Why You Should Donate Blood During the Dog Days of Summer

During the summer, schools are out, college students are on break, and many have vacations planned to enjoy the nice weather. Even those who do not have vacations planned tend to have busier schedules due to cookouts and pool parties. Most people don’t give much thought to what these breaks and increased activities mean for the donor centers, but we at Incept know that summer is a time of year when blood is needed the most.

I would like to share with you a few things we can do to help schedule these busy donors.

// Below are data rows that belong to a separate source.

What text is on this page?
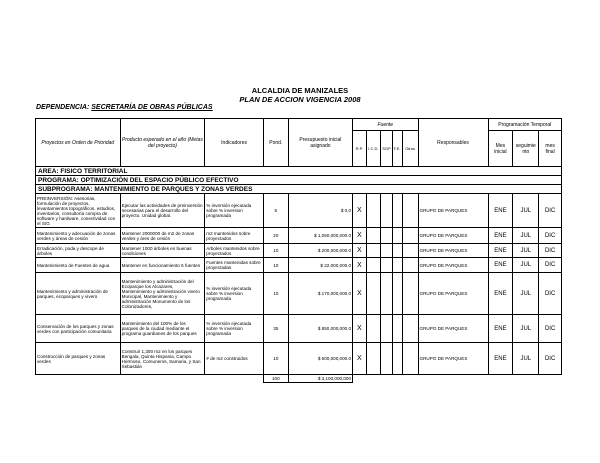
ALCALDIA DE MANIZALES
PLAN DE ACCION VIGENCIA 2008
DEPENDENCIA: SECRETARÍA DE OBRAS PÚBLICAS
Proyectos en Orden de Prioridad	Producto esperado en el año (Metas del proyecto)	Indicadores	Pond.	Presupuesto inicial asignado	Fuente					Responsables	Programación Temporal		
					R.P.	I.C.D.	SGP	F.E.	Otros		Mes inicial	seguimie nto	mes final
AREA: FISICO TERRITORIAL													
PROGRAMA: OPTIMIZACIÓN DEL ESPACIO PÚBLICO EFECTIVO													
SUBPROGRAMA: MANTENIMIENTO DE PARQUES Y ZONAS VERDES													
PREINVERSIÓN: Asesorias, formulación de proyectos, levantamientos topográficos, estudios, inventarios, consultoría compra de software y hardware, conectividad con el SIG	Ejecutar las actividades de preinversión necesarias para el desarrollo del proyecto. Unidad global.	% inversión ejecutada sobre % inversion programada	5	$ 0,0	X					GRUPO DE PARQUES	ENE	JUL	DIC
Mantenimiento y adecuación de zonas verdes y áreas de cesión	Mantener 2000000 de m2 de zonas verdes y áres de cesión	m2 mantenidos sobre proyectados	20	$ 1,050,000,000.0	X					GRUPO DE PARQUES	ENE	JUL	DIC
Erradicación, poda y descope de árboles	Mantener 1000 árboles en buenas condiciones	Arboles mantenidos sobre proyectados	10	$ 200,000,000.0	X					GRUPO DE PARQUES	ENE	JUL	DIC
Mantenimiento de Fuentes de agua	Mantener en funcionamiento 5 fuentes	Fuentes mantenidas sobre proyectadas	10	$ 22,000,000.0	X					GRUPO DE PARQUES	ENE	JUL	DIC
Mantenimiento y administración de parques, ecoparques y vivero	Mantenimiento y administración del Ecoparque los Alcazares, Mantenimiento y administración vivero Municipal, Mantenimiento y administración Monumento de los Colonizadores,	% inversión ejecutada sobre % inversion programada	10	$ 170,000,000.0	X					GRUPO DE PARQUES	ENE	JUL	DIC
Conservación de los parques y zonas verdes con participación comunitaria	Mantenimiento del 100% de los parques de la ciudad mediante el programa guardianes de los parques	% inversión ejecutada sobre % inversion programada	35	$ 850,000,000.0	X					GRUPO DE PARQUES	ENE	JUL	DIC
Construcción de parques y zonas verdes	Construir 1,300 m2 en los parques Bengala, Quinta Hispania, Campo Hermoso, Comuneros, Samaria, y San Sebastián	# de m2 construidos	10	$ 600,000,000.0	X					GRUPO DE PARQUES	ENE	JUL	DIC
			100	$ 3,100,000,000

  1. The first thing we can do to get a busy donor to schedule a donation is to educate the donor that this time ofyear is when blood is needed the most. Next, we want to use our LAMA skills to acknowledge the donor when they tell us why they are too busy to donate. We want to let them know that we understand that this is a busy time for them. We can even take this time to relate with the donor by telling them what plans we have for the summer – anything to communicate that we understand that time is tight. We want to follow this up by making a statement about how the summer is actually one of the times that blood is needed the most because everyone is so busy.
  2. After they are made aware of this, we want to explain to them that we are here to help find a day and time that would fit their busy schedule. It can be very helpful to ask the donor what days are typically less busy for them or if they have a set day of the week off of work. Asking probing questions like this gets the donor in the mindset of figuring out what their schedule is like. Once they have a day in mind it is easier to inform them of the times that we have available for the locations in their area.
  3. The last and most important step is to use a trial close when asking the donor what time would work best for them to donate. An example of a trial close would be, “We are open from 9:00 a.m. to 5:00 p.m. on Tuesday. Would you like to donate in the morning or the afternoon?” Using a trial close will force the donor to choose an option rather than giving them an easy out.

The keys to getting the donor to schedule are simple: educate them on the need, show empathy toward their busy schedule, relate to donor and speak to them the way you would like to be spoken to, be accommodating toward their availability, and be assumptive. Now that you have learned how to schedule a busy blood donor, let’s put these tips to good use and save some lives!